Kenneth William Cook describes a particle in Hawaiian that can denote both passive and imperative (1–14). Talmy Givón and Boniface Kawasha deal with the Lunda passive, which superficially appears to be a purely promotional passive, but where a deeper analysis reveals subject properties in the nonagent topic (15–41). Peter E. Hook and Omkar N. Koul discuss valency sets in Kashmiri, where morphological causatives behave in similar ways to phrasal causatives in other languages (43–84). In ‘Property description as a voice phenomenon’ (85–114), Taro Kageyama investigates the relation between valence change (voice) and stativization, drawing mainly on data from Japanese and English. Based on his framework of cognitive grammar, Ronald W. Langacker analyzes the parameters along which voice constructions vary and how they relate to one another (115–37).

Randy J. LaPolla focuses on grammatical relations as constraints on referent identification and advances the argument that there is no category of subject across languages (139–51). Christian Lehmann reviews a number of subfields of participation, and shows how languages vary in their choice of which participant roles are coded and privileged in contrast to others (153–74). Elena Maslova investigates case-marking splits conditioned by focus structure in Yukaghir and Dogon (175–94). Marianne Mithun demonstrates how in Mohawk there are a number of robust voice constructions, but no category of ‘subject’ or a grammatically most prominent constituent at all. The notion of voice and grammatical relations such as subject and object is therefore claimed to be nonessential to an understanding of voice (195–216).

Vladimir P. Nedjalkov describes reciprocals in Chukchi, which exhibits the rare phenomenon of having two monosemous productive reciprocal markers, and compares them with Koryak and Itelmen reciprocals (217–46). Frans Plank shows how in German, comitative constructions with intransitive symmetric predicates can be extended to transitive verbs, thereby replacing reflexive or reflexive-reciprocal pronouns (247–70). Vera I. Podlesskaya examines the grammaticalization of ‘give’ verbs in Russian, particularly in hortative and permissive constructions (271–98).
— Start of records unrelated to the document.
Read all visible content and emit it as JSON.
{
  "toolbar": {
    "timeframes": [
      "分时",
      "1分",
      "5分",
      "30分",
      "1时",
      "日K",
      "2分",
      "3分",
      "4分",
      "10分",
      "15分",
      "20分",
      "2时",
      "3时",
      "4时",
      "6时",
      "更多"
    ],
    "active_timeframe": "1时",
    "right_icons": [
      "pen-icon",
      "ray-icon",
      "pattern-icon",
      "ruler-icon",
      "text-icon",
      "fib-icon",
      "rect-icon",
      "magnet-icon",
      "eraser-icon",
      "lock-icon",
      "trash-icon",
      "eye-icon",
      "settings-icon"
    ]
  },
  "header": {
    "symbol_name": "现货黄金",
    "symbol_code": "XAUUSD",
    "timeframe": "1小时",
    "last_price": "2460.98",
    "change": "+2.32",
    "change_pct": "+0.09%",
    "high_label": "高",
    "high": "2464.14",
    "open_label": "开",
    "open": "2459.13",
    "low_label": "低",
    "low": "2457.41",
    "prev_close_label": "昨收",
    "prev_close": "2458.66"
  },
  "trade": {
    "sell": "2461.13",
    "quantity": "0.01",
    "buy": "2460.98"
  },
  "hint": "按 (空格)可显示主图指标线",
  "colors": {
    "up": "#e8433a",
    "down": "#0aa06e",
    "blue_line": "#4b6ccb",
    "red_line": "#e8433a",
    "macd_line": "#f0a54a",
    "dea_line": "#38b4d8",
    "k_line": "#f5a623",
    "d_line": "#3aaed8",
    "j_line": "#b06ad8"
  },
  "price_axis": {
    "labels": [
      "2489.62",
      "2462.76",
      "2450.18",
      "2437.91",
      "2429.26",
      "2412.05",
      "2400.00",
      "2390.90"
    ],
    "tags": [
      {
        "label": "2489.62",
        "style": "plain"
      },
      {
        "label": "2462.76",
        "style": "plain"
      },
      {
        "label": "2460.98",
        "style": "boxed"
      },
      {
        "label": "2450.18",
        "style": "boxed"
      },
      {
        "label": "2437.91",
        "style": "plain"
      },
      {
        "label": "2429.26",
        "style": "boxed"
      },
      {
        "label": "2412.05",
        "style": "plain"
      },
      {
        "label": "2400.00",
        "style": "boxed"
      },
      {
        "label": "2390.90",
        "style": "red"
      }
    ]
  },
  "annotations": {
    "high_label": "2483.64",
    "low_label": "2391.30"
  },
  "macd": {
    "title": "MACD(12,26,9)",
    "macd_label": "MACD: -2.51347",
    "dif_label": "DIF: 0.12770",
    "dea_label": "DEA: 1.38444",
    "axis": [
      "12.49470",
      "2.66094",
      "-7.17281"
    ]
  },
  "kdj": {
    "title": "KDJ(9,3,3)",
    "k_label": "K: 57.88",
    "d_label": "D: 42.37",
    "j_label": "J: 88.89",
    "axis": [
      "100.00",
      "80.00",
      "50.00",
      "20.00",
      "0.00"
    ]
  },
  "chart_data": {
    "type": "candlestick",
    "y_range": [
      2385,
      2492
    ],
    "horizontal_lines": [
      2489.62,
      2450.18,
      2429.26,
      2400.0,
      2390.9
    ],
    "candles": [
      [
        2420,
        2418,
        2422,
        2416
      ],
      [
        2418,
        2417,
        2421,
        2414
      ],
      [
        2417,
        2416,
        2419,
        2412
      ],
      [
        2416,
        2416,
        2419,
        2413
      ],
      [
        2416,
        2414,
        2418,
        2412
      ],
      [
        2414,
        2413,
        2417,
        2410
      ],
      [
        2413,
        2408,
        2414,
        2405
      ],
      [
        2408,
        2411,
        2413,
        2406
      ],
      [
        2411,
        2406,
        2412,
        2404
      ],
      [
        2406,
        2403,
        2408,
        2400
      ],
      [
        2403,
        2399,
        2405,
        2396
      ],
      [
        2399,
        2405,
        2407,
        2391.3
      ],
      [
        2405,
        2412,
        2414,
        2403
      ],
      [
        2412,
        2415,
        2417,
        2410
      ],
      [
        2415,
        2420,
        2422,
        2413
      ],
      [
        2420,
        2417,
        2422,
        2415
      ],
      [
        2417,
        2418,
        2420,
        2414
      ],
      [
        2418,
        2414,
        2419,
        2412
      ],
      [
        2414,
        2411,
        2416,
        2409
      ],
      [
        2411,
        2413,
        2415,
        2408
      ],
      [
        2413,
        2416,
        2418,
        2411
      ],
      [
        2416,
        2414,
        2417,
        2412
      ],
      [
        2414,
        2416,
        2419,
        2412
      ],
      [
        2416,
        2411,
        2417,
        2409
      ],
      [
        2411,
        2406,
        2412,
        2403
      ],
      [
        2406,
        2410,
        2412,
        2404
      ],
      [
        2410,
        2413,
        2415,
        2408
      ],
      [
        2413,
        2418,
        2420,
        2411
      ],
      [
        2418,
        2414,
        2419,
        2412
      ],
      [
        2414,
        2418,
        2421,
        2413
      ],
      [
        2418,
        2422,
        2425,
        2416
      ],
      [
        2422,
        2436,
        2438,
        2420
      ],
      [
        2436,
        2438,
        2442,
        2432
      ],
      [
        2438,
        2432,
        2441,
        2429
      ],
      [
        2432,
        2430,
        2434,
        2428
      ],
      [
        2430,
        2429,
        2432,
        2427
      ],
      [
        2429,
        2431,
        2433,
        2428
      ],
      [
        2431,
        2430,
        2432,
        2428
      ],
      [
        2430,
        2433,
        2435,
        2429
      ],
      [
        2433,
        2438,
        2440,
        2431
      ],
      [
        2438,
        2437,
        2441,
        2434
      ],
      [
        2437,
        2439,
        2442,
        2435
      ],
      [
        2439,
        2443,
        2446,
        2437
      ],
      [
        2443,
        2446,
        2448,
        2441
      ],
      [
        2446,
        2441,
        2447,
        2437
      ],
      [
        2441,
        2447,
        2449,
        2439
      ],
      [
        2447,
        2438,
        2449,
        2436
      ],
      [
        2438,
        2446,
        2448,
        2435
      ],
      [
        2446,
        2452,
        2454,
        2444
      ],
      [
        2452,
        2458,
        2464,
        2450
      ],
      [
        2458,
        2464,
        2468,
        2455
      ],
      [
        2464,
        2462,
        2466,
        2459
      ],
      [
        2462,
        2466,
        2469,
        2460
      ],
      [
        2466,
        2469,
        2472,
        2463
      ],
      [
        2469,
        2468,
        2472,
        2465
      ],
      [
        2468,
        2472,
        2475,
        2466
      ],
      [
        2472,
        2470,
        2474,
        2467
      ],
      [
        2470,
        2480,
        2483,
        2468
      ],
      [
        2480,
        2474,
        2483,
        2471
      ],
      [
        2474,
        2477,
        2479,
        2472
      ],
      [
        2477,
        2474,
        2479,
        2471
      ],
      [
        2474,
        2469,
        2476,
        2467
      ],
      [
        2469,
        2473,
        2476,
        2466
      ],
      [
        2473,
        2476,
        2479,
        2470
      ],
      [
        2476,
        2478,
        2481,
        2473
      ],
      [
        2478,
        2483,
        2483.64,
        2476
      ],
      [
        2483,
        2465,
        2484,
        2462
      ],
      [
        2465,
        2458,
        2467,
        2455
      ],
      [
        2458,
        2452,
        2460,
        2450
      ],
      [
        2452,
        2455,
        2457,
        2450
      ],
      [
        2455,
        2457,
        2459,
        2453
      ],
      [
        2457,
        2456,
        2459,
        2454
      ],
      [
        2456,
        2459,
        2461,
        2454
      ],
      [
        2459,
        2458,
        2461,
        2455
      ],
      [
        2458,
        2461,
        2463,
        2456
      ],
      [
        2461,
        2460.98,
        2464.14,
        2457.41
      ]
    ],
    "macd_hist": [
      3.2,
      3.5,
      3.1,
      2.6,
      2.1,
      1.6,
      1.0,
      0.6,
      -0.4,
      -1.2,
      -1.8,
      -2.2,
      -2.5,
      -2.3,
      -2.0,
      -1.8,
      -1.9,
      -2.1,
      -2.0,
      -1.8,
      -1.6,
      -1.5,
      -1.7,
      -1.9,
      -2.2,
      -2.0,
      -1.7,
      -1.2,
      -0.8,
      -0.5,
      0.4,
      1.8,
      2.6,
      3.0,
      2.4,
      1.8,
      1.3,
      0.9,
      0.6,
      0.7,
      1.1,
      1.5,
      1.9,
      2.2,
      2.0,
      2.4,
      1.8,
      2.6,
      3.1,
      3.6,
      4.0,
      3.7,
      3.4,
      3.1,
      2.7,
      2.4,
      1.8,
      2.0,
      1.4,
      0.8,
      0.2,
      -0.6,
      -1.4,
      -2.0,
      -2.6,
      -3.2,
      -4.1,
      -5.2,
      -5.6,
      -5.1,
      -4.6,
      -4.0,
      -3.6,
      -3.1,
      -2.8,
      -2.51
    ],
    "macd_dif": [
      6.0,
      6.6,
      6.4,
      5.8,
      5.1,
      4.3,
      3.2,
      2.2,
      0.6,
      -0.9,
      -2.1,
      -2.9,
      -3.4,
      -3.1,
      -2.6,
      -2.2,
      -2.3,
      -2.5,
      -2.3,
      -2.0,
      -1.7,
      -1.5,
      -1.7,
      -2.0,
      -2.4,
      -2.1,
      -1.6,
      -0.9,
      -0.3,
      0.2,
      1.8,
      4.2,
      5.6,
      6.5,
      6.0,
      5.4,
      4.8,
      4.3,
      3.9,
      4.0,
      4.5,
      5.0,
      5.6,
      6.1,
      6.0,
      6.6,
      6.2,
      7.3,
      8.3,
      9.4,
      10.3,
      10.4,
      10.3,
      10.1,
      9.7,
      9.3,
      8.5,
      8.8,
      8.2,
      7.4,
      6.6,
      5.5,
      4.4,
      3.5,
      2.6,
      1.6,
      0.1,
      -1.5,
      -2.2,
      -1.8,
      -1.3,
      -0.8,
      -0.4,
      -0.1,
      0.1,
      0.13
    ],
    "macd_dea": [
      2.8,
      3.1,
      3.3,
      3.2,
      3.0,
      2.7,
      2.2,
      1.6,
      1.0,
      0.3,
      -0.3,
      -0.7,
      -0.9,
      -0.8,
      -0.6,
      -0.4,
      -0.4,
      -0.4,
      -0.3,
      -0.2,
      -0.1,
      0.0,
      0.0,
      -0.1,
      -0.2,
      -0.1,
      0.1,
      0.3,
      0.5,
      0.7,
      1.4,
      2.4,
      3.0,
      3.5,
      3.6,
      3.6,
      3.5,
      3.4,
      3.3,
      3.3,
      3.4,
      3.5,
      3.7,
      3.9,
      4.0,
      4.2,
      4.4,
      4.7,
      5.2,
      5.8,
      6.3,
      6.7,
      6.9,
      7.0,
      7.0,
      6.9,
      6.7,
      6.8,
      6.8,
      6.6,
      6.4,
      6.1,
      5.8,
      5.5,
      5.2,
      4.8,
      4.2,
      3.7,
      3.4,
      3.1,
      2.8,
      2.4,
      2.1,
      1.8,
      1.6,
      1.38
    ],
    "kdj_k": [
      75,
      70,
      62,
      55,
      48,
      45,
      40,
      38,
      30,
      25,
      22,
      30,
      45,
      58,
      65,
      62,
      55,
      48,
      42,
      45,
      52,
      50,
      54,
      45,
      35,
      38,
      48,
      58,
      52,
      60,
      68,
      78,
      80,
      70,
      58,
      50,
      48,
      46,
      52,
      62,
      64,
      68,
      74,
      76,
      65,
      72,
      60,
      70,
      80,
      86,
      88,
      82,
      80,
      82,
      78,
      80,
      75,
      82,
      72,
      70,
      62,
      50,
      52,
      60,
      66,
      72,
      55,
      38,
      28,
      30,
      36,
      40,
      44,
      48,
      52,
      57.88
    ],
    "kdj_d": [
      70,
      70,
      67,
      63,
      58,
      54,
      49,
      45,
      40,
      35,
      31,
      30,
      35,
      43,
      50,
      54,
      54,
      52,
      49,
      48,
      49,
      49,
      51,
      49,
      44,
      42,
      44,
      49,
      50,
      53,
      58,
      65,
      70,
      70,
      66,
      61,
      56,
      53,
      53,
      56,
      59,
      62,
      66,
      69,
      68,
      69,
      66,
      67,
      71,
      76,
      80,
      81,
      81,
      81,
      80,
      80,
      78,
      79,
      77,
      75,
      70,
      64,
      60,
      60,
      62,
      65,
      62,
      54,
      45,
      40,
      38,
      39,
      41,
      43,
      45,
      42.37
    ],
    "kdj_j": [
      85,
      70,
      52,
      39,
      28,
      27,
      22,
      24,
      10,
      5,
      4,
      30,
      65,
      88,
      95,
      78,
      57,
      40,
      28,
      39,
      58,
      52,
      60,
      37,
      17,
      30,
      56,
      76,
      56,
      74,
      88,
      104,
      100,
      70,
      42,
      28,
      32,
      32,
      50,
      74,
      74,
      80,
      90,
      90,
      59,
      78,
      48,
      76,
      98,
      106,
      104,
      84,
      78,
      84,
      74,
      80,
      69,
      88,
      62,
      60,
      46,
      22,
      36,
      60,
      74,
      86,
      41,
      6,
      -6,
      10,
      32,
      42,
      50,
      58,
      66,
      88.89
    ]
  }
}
The last article of the collection, by Tasaku Tsunoda, deals with reflexive and middle constructions in Warrungu (299–333), relating them to Suzanne Kemmer’s crosslinguistic study of middle constructions and John Haiman’s principle of economic motivation.  Language, name, and subject indices round out the volume.

All articles feature original research and pose some theoretical questions beyond the immediate descriptive concern. The number of typos varies notably by author and article, suggesting a low degree of interference by the editors with the manuscripts. It is said that publishers have become increasingly wary of producing Festschrift-like publications. This one should reward both the publisher and the reader with an interest in the topics covered here.